A Birth Control Pill for Men Could Start Human Trials This Year

According to recent study, the non-hormonal pill was 99% successful in preventing conception in mice.

The first non-condom or non-surgical male contraception is still being developed by scientists. According to recent early study, a group has created a non-hormonal method of male birth control that reportedly had no negative effects while keeping lab mice infertile for four to six weeks. By the end of the year, early human trials of the drug are anticipated to start.

The University of Minnesota researchers that created the suggested contraception claim that it functions by focusing on how our bodies interact with vitamin A, which is known to be crucial for mammalian reproduction. For instance, sterility has been associated with diets low in vitamin A. They spent a lot of time looking before discovering an experimental substance that inhibits retinoic acid receptor alpha (RAR-), a protein that binds to retinoic acid, a type of vitamin A, in human cells. It is hoped that RAR-, one of three proteins with a related function, would be sufficiently blocked selectively to result in long-lasting but reversible sterility with minimal to no off-target consequences.
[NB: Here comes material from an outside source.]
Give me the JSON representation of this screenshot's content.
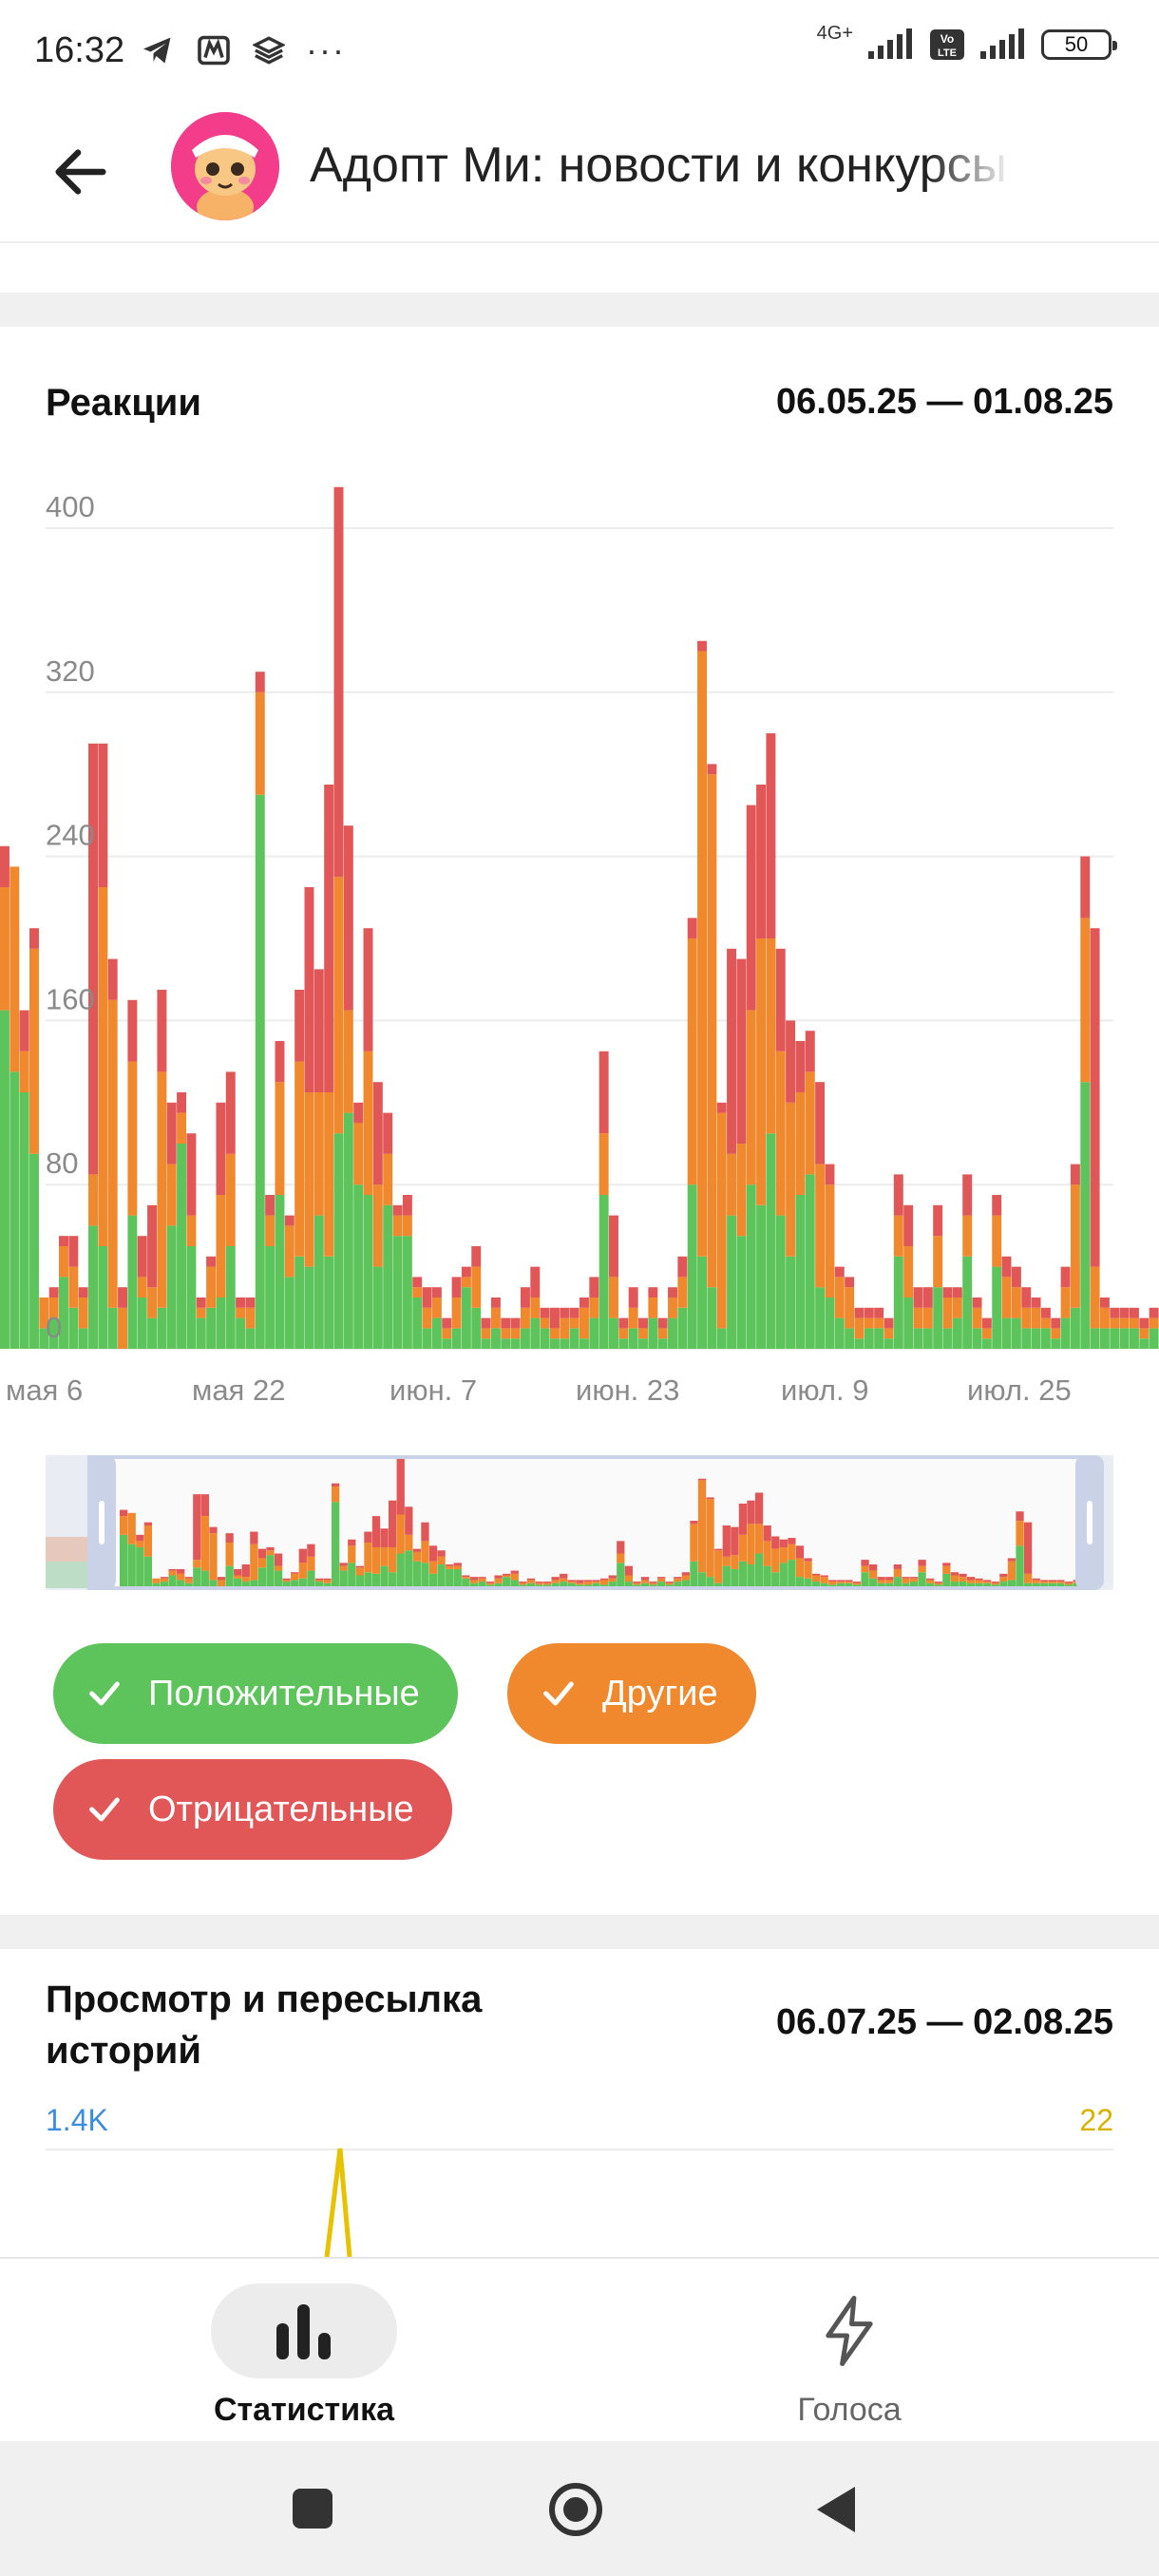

Though it's been a long and challenging path to get there, some possible male birth control medications are already closer to realization in clinical studies. The majority of these suggested solutions target testosterone, which may have undesirable side effects like elevated cholesterol or decreased sex desire. According to lead researcher Md Abdullah Al Noman, a graduate student in medicinal chemistry at the university, the UMN team believes their medication might avoid these issues, which may make it a more alluring alternative.

Noman wrote in an email to Gizmodo, "Since males do not have to experience the repercussions of pregnancy, the threshold for adverse effects from birth control tablets is relatively low." "To prevent hormonal side effects, we're working to produce non-hormonal birth control tablets."
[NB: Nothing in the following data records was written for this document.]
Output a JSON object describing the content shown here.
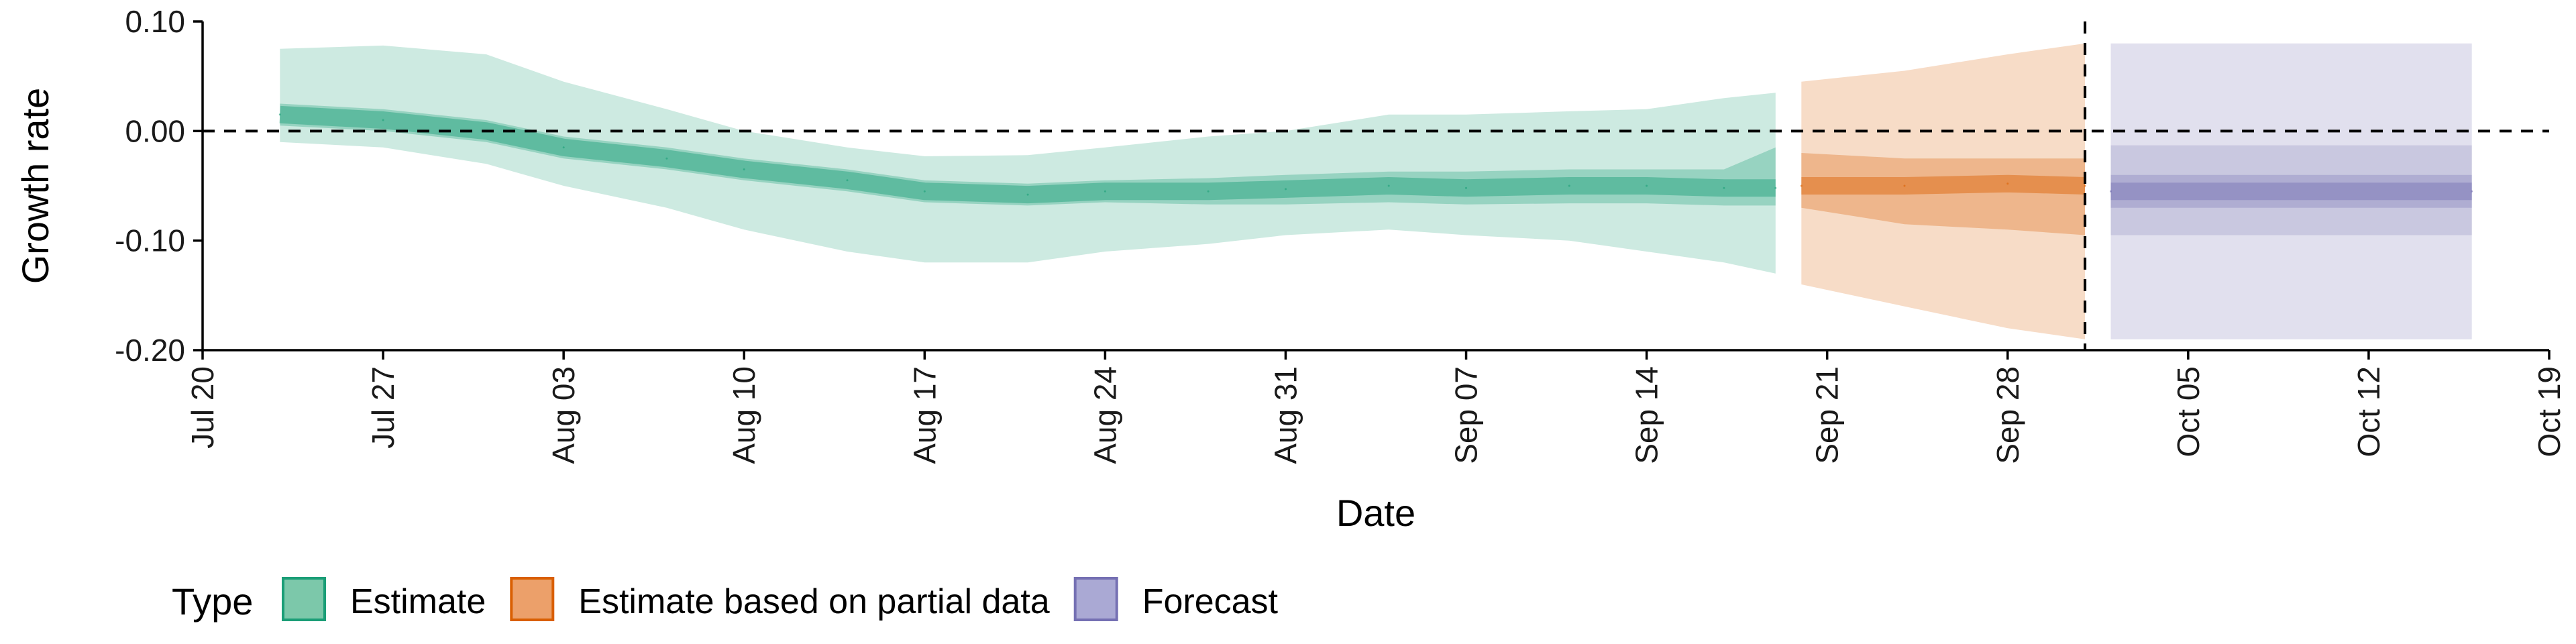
{
  "chart_data": {
    "type": "area",
    "xlabel": "Date",
    "ylabel": "Growth rate",
    "xlim": [
      "2020-07-20",
      "2020-10-19"
    ],
    "ylim": [
      -0.2,
      0.1
    ],
    "y_ticks": [
      0.1,
      0.0,
      -0.1,
      -0.2
    ],
    "y_tick_labels": [
      "0.10",
      "0.00",
      "-0.10",
      "-0.20"
    ],
    "x_ticks": [
      "2020-07-20",
      "2020-07-27",
      "2020-08-03",
      "2020-08-10",
      "2020-08-17",
      "2020-08-24",
      "2020-08-31",
      "2020-09-07",
      "2020-09-14",
      "2020-09-21",
      "2020-09-28",
      "2020-10-05",
      "2020-10-12",
      "2020-10-19"
    ],
    "x_tick_labels": [
      "Jul 20",
      "Jul 27",
      "Aug 03",
      "Aug 10",
      "Aug 17",
      "Aug 24",
      "Aug 31",
      "Sep 07",
      "Sep 14",
      "Sep 21",
      "Sep 28",
      "Oct 05",
      "Oct 12",
      "Oct 19"
    ],
    "reference_lines": {
      "horizontal_y": 0,
      "vertical_x": "2020-10-01"
    },
    "grid": false,
    "legend": {
      "title": "Type",
      "placement": "bottom-left",
      "entries": [
        {
          "label": "Estimate",
          "fill": "#7cc8aa",
          "stroke": "#1b9e77"
        },
        {
          "label": "Estimate based on partial data",
          "fill": "#eca06a",
          "stroke": "#d95f02"
        },
        {
          "label": "Forecast",
          "fill": "#aaa9d4",
          "stroke": "#7570b3"
        }
      ]
    },
    "series": [
      {
        "name": "Estimate",
        "color": "#1b9e77",
        "points": [
          {
            "x": "2020-07-23",
            "median": 0.015,
            "lower50": 0.005,
            "upper50": 0.025,
            "lower90": -0.01,
            "upper90": 0.075
          },
          {
            "x": "2020-07-27",
            "median": 0.01,
            "lower50": 0.0,
            "upper50": 0.02,
            "lower90": -0.015,
            "upper90": 0.078
          },
          {
            "x": "2020-07-31",
            "median": 0.0,
            "lower50": -0.01,
            "upper50": 0.01,
            "lower90": -0.03,
            "upper90": 0.07
          },
          {
            "x": "2020-08-03",
            "median": -0.015,
            "lower50": -0.025,
            "upper50": -0.005,
            "lower90": -0.05,
            "upper90": 0.045
          },
          {
            "x": "2020-08-07",
            "median": -0.025,
            "lower50": -0.035,
            "upper50": -0.015,
            "lower90": -0.07,
            "upper90": 0.02
          },
          {
            "x": "2020-08-10",
            "median": -0.035,
            "lower50": -0.045,
            "upper50": -0.025,
            "lower90": -0.09,
            "upper90": 0.0
          },
          {
            "x": "2020-08-14",
            "median": -0.045,
            "lower50": -0.055,
            "upper50": -0.035,
            "lower90": -0.11,
            "upper90": -0.015
          },
          {
            "x": "2020-08-17",
            "median": -0.055,
            "lower50": -0.065,
            "upper50": -0.045,
            "lower90": -0.12,
            "upper90": -0.023
          },
          {
            "x": "2020-08-21",
            "median": -0.058,
            "lower50": -0.068,
            "upper50": -0.048,
            "lower90": -0.12,
            "upper90": -0.022
          },
          {
            "x": "2020-08-24",
            "median": -0.055,
            "lower50": -0.065,
            "upper50": -0.045,
            "lower90": -0.11,
            "upper90": -0.015
          },
          {
            "x": "2020-08-28",
            "median": -0.055,
            "lower50": -0.067,
            "upper50": -0.043,
            "lower90": -0.103,
            "upper90": -0.005
          },
          {
            "x": "2020-08-31",
            "median": -0.053,
            "lower50": -0.067,
            "upper50": -0.04,
            "lower90": -0.095,
            "upper90": 0.0
          },
          {
            "x": "2020-09-04",
            "median": -0.05,
            "lower50": -0.065,
            "upper50": -0.037,
            "lower90": -0.09,
            "upper90": 0.015
          },
          {
            "x": "2020-09-07",
            "median": -0.052,
            "lower50": -0.067,
            "upper50": -0.037,
            "lower90": -0.095,
            "upper90": 0.015
          },
          {
            "x": "2020-09-11",
            "median": -0.05,
            "lower50": -0.066,
            "upper50": -0.035,
            "lower90": -0.1,
            "upper90": 0.018
          },
          {
            "x": "2020-09-14",
            "median": -0.05,
            "lower50": -0.066,
            "upper50": -0.035,
            "lower90": -0.11,
            "upper90": 0.02
          },
          {
            "x": "2020-09-17",
            "median": -0.052,
            "lower50": -0.068,
            "upper50": -0.035,
            "lower90": -0.12,
            "upper90": 0.03
          },
          {
            "x": "2020-09-19",
            "median": -0.052,
            "lower50": -0.068,
            "upper50": -0.015,
            "lower90": -0.13,
            "upper90": 0.035
          }
        ]
      },
      {
        "name": "Estimate based on partial data",
        "color": "#d95f02",
        "points": [
          {
            "x": "2020-09-20",
            "median": -0.05,
            "lower50": -0.07,
            "upper50": -0.02,
            "lower90": -0.14,
            "upper90": 0.045
          },
          {
            "x": "2020-09-24",
            "median": -0.05,
            "lower50": -0.085,
            "upper50": -0.025,
            "lower90": -0.16,
            "upper90": 0.055
          },
          {
            "x": "2020-09-28",
            "median": -0.048,
            "lower50": -0.09,
            "upper50": -0.025,
            "lower90": -0.18,
            "upper90": 0.07
          },
          {
            "x": "2020-10-01",
            "median": -0.05,
            "lower50": -0.095,
            "upper50": -0.025,
            "lower90": -0.19,
            "upper90": 0.08
          }
        ]
      },
      {
        "name": "Forecast",
        "color": "#7570b3",
        "points": [
          {
            "x": "2020-10-02",
            "median": -0.055,
            "lower50": -0.07,
            "upper50": -0.04,
            "lower90": -0.095,
            "upper90": -0.013,
            "lower95": -0.19,
            "upper95": 0.08
          },
          {
            "x": "2020-10-16",
            "median": -0.055,
            "lower50": -0.07,
            "upper50": -0.04,
            "lower90": -0.095,
            "upper90": -0.013,
            "lower95": -0.19,
            "upper95": 0.08
          }
        ]
      }
    ]
  }
}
The substance, known as GPHR-529, appears to function as anticipated thus far. The scientists discovered that male mice dosed with the medication for four weeks regularly had a dramatic decline in sperm count and were infertile, according to fresh findings presented on Wednesday at the spring meeting of the American Chemical Society. With no discernible negative effects, GPHR-529 was shown to be generally 99% efficient in preventing pregnancy. The male mice ceased becoming infertile approximately four to six weeks after they stopped ingesting it. Similar findings from their other animal studies suggest that temporarily producing male sterility by suppressing RAR- should be both safe and effective.

"Thus far, everything seems positive. Clinical trials, however, serve as the gold standard for evaluating a medication candidate's safety, according to Noman.

In order to continue its research, the team has recently licensed GPHR-529 to the business YourChoice Therapeutics. If all goes according to plan, they intend to begin early-stage clinical studies in humans by the second half of the year. In addition, the UMN team is continuing searching for alternative potential possibilities in case GPHR529 doesn't work out as well as to improve on their current approach in order to achieve the same contraceptive effect at a lower dose.

The male conceptive gel NES/T, which reduces sperm and natural testosterone levels while supplementing its own testosterone to lessen negative effects, is nearing completion in other areas. Although further tests will be required before the FDA approves the gel, a bigger size Phase IIb study of the gel is anticipated to be finished in early 2023.